Tag Archives: 3D printing

3D printing

3D Printing and the Arcade Machine

So here is a bit of an interesting problem that I was able to solve with the help of Hacker Lab’s 3D printer.

So as I posted earlier, I’ve been working on an homebrew arcade machine and had to scrounge quite a bit of parts for that cause. It turns out that one of the Joysticks i managed to lay my hands on was missing a vital component, the plastic actuator that engages the microswitches on the bottom of the stick assembly.

Now, I had one good joystick with all the components and the other which was missing this plastic part. (Technically, it was missing an e-ring and a spring as well, but a quick trip to Home Depot remedied that issue.)  As I’m mulling over possible solutions to this problem – Do I really want to order this tiny plastic part? Do I really want to wait on it to come…it hits me. I have access to this amazing 3D printer. I can measure it, model it, print it. Problem solved.

It took 2 tries but I’m happy to report that I was able to print my replacement part and the joystick is holding okay. Things like this are what 3D printers are excellent for. With a little bit of creativity and unchained thinking, you’d be surprised at what applications you could come up with? What could you do with this tech?

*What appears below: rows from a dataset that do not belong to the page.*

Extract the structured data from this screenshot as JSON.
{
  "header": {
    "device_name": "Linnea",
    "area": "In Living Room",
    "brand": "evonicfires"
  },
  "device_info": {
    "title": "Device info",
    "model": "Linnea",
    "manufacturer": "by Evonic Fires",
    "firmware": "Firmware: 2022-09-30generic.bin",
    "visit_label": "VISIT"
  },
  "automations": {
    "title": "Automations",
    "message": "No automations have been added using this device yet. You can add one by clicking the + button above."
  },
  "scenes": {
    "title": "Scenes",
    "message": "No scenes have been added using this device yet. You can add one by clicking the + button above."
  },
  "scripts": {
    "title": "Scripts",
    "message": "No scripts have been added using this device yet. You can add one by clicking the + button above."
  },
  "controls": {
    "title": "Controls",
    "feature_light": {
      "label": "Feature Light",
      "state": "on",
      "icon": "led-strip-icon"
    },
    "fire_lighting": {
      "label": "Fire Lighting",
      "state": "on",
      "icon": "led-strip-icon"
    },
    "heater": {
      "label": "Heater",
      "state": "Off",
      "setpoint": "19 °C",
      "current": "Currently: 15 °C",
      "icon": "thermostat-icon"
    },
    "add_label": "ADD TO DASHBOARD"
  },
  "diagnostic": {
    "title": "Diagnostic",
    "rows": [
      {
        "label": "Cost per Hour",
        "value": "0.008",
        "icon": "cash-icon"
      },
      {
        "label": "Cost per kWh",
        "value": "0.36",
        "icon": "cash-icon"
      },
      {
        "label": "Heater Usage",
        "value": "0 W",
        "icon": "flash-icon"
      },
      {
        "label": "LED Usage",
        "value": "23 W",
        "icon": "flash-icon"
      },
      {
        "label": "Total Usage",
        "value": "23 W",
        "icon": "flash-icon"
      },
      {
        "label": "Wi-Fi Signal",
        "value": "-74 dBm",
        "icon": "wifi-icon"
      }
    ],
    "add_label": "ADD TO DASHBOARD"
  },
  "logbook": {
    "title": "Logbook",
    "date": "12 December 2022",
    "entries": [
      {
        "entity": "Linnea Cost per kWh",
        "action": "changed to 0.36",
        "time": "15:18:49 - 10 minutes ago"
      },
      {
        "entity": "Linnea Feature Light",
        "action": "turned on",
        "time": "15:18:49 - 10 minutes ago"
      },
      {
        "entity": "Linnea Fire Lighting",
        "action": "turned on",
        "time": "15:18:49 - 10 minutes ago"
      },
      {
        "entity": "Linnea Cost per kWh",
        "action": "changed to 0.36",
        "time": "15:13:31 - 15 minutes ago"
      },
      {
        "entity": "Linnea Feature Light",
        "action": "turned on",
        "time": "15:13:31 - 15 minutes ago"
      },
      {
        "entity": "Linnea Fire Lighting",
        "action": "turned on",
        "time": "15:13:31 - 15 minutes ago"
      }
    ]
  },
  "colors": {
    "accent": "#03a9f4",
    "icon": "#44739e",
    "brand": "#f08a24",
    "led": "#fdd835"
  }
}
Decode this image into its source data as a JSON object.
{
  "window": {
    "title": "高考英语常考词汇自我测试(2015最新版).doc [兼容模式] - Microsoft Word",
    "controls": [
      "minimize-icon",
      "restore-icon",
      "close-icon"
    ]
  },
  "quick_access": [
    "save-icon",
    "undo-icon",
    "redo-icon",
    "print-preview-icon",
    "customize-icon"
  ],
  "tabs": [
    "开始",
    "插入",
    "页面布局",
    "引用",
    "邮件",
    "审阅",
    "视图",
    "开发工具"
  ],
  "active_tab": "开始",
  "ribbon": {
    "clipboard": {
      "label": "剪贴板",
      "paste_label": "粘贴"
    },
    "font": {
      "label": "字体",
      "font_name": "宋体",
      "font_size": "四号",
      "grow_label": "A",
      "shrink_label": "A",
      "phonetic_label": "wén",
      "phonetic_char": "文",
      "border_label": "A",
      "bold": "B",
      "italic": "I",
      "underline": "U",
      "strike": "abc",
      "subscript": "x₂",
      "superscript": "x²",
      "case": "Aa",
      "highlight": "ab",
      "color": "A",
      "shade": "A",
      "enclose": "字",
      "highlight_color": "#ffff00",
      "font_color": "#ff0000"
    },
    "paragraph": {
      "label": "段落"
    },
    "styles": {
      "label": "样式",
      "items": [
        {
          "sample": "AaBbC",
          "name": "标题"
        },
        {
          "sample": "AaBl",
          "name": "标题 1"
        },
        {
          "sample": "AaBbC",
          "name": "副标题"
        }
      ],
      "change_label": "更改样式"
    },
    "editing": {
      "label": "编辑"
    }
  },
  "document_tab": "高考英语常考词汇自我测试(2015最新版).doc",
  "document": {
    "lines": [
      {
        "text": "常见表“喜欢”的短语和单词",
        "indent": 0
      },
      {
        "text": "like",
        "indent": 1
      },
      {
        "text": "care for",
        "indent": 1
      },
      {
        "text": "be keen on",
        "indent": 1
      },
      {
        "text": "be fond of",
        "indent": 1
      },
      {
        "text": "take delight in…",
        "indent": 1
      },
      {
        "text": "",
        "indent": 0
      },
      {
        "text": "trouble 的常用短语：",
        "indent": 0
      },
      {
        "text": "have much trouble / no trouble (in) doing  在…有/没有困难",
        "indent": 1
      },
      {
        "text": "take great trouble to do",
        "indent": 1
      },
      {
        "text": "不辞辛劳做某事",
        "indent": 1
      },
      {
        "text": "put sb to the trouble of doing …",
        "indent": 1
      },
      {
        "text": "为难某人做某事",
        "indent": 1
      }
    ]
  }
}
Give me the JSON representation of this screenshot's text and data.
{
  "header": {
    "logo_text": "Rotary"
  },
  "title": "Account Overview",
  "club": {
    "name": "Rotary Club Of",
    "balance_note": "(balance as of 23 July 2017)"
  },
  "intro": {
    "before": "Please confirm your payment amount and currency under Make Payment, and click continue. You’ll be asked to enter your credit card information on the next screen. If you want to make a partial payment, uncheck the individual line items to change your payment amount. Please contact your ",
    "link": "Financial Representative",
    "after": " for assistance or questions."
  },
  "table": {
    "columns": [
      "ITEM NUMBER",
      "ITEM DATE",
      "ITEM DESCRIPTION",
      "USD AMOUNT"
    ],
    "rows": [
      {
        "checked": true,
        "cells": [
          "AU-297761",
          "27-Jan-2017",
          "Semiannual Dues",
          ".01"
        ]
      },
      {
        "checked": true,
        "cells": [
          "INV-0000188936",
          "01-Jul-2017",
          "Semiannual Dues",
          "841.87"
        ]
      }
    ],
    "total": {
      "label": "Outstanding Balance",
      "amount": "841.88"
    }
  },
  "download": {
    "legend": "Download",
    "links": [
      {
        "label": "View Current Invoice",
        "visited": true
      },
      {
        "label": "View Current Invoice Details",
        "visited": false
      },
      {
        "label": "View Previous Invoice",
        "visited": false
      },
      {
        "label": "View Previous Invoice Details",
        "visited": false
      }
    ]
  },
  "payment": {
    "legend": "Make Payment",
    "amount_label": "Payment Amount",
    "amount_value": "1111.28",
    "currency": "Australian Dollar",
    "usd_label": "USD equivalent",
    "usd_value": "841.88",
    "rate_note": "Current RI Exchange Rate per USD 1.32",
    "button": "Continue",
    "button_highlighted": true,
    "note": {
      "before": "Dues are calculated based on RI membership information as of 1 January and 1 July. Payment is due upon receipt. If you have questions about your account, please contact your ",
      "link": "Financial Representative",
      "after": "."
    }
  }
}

Intro to CAD for 3D Printing – The Postmortem

CAD Class 01So if you’re not aware, I taught a class recently. Overall, I thought it was a good experience, but of course there were/are areas for improvement. It goes without saying that I am incredibly grateful to everyone that attended that class, and also to everyone that thought enough to give me their feedback. I think I could have slowed my pacing a bit, having the benefit of hindsight I now see that my schedule was a bit ambitious. I think I was so worried about not being able to get through all the material, that my speed increased accordingly. Making sure that everyone was keeping up was a very high priority for me, but I think that in subsequent classes just asking “Is everyone still with me?” isn’t going to cut it.

I’ve worked as a tutor, both formally and informally, so I’d like to think that teaching people is a skill I posess. I always like to say whenever I teach someone that I take their learning personally. I feel that how well they perform whatever task or function I’ve helped them learn reflects directly on my skill as an instructor, and indirectly, my own skill at the task. I can’t have people out there screwing up and saying Alan M. Ware taught them. I’ve got a reputation to uphold here. I don’t know if that is a reasonable position to uphold or not, but that’s the way my head works.

One of my biggest takeaways from this class is how teaching scales. That is, there is a big difference between teaching 1,2, max 5 people, and teaching a class of 20 or more. The same methods don’t always scale as well. I mean I’ve presented to large groups before, but I think that this was the first time where I’ve given a class where so much information had to be taught and (hopefully) retained. I believe a lot of my natural abilities skew towards teaching smaller groups, and now I’m thinking about better ways to approach larger groups.

Regardless, it seems that everyone who attended the class got something out of it, which is important. Also, despite whatever I write here, I think I did okay. Still plenty of lessons to apply to the next one though.